Ilustrasi, sumber foto: ANTARA
Poker Antik - Kepala Dinas Sumber Daya Air (SDA) DKI Jakarta, Yusmada Faizal, mengungkapkan kawasan Muara Baru, Jakarta Utara, akan tenggelam pada 2050. Ia menjelaskan, pada 2020 kedalaman Muara Baru minus satu meter di bawah permukaan laut.
Tenggelamnya Muara Baru pada tahun 2050 bisa saja terjadi jika tidak ada pencegahan banjir dan upaya lain dari pemerintah. Selain itu, kondisi ini dapat terjadi jika laju penurunan muka tanah mencapai 15 cm per tahun.
“Soal kedalaman ini di Muara Baru 2020 itu sudah minus satu meter di bawah permukaan air laut. Kalau tidak melakukan sesuatu, bisa jadi Muara Baru 2050 berada di minus 4,6 (meter) di bawah permukaan air laut. Inilah ancaman itu kalau kita tidak melakukan sesuatu," kata Yusmada dalam seminar online 'Jakarta the Sinking City' dikutip Jumat (3/9/2021).
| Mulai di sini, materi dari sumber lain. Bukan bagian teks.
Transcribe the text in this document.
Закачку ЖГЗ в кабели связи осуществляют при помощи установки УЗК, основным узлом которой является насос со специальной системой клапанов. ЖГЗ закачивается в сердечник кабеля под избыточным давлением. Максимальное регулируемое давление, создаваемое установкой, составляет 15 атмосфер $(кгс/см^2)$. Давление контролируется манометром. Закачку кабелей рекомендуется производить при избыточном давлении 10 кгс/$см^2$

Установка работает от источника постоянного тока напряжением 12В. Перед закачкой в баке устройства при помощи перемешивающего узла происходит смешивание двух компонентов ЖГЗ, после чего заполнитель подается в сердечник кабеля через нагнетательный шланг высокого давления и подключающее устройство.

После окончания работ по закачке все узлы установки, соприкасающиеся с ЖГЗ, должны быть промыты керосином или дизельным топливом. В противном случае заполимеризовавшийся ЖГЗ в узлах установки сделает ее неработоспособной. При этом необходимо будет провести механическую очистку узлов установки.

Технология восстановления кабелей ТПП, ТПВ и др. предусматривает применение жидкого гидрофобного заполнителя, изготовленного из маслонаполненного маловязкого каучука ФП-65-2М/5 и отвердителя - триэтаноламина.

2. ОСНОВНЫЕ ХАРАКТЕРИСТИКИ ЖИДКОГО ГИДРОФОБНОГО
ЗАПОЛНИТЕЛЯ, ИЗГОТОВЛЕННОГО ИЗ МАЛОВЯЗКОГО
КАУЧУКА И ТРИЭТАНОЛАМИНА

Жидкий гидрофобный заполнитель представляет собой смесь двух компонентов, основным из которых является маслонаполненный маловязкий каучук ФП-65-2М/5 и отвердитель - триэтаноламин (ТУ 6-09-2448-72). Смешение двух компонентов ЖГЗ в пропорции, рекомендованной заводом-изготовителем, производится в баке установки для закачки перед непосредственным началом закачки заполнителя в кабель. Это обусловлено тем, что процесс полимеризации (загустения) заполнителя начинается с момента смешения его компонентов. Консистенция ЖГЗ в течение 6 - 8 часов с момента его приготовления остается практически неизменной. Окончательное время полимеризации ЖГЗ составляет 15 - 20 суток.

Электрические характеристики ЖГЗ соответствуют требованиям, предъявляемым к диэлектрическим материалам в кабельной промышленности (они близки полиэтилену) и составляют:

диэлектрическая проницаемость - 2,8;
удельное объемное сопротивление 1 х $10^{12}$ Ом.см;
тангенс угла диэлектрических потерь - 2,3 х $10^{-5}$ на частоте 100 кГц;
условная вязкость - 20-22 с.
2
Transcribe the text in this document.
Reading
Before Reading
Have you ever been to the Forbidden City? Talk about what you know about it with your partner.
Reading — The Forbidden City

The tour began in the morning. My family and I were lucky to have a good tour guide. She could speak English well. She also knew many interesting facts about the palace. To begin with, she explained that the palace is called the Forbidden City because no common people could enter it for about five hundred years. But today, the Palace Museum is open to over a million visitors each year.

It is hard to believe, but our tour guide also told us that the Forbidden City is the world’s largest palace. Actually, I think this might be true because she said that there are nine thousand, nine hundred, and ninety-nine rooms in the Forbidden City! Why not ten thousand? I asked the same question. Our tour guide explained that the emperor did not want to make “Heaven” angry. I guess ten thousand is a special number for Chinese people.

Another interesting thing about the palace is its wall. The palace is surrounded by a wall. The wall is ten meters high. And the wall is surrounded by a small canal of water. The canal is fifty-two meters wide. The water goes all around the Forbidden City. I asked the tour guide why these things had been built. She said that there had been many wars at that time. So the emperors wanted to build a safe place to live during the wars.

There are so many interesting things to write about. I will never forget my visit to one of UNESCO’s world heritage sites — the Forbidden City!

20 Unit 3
Area yang diprediksi juga akan tenggelam
Tidak hanya Muara Baru, Yusmada mengatakan banyak daerah lain yang juga akan tenggelam di tahun 2050. Mulai dari Kamal Muara yang diprediksi bakal berada di bawah tiga meter, Tanjungan 2,10 meter, Pluit 4,35 meter, Gunung Sahari 2,90 meter, Ancol 1,70 meter, Marunda 1,30 meter, dan Cilincing satu meter.
"Ini sangat bergantung dengan laju penurunan tanah. Jika laju penurunan tanah terus dapat dikurangi, maka proyeksi nilai area di bawah permukaan laut juga akan berkurang," katanya.
Upaya yang dilakukan oleh Pemprov DKI Jakarta
Yusmada menjelaskan, Pemprov DKI telah membuat sejumlah kebijakan untuk mencegah Jakarta tenggelam. Misalnya, membangun tanggul pantai hingga sistem polder.
"Pembangunan tanggul pantai terus didorong untuk diselesaikan. Kedua pembangunan sistem polder karena air ini tidak lengkap, harus disempurnakan," katanya.
Pemprov DKI juga melakukan konservasi air tanah
Pihaknya juga sedang membangun sistem pemantauan penurunan tanah dan rob, pengendalian dan konservasi air tanah melalui drainase vertikal, serta peningkatan pelayanan perpipaan dan air bersih. Selain itu, ada juga pembangunan waduk dan bendungan untuk menampung air hujan, serta pengelolaan air limbah.
“Dan non struktural sistem peringatan dini, kita berharap benar-benar penurunan tanah ini bisa terkontrol dengan cepat dengan akurat sehingga bisa membuat kebijakan yang lebih akurat,” katanya.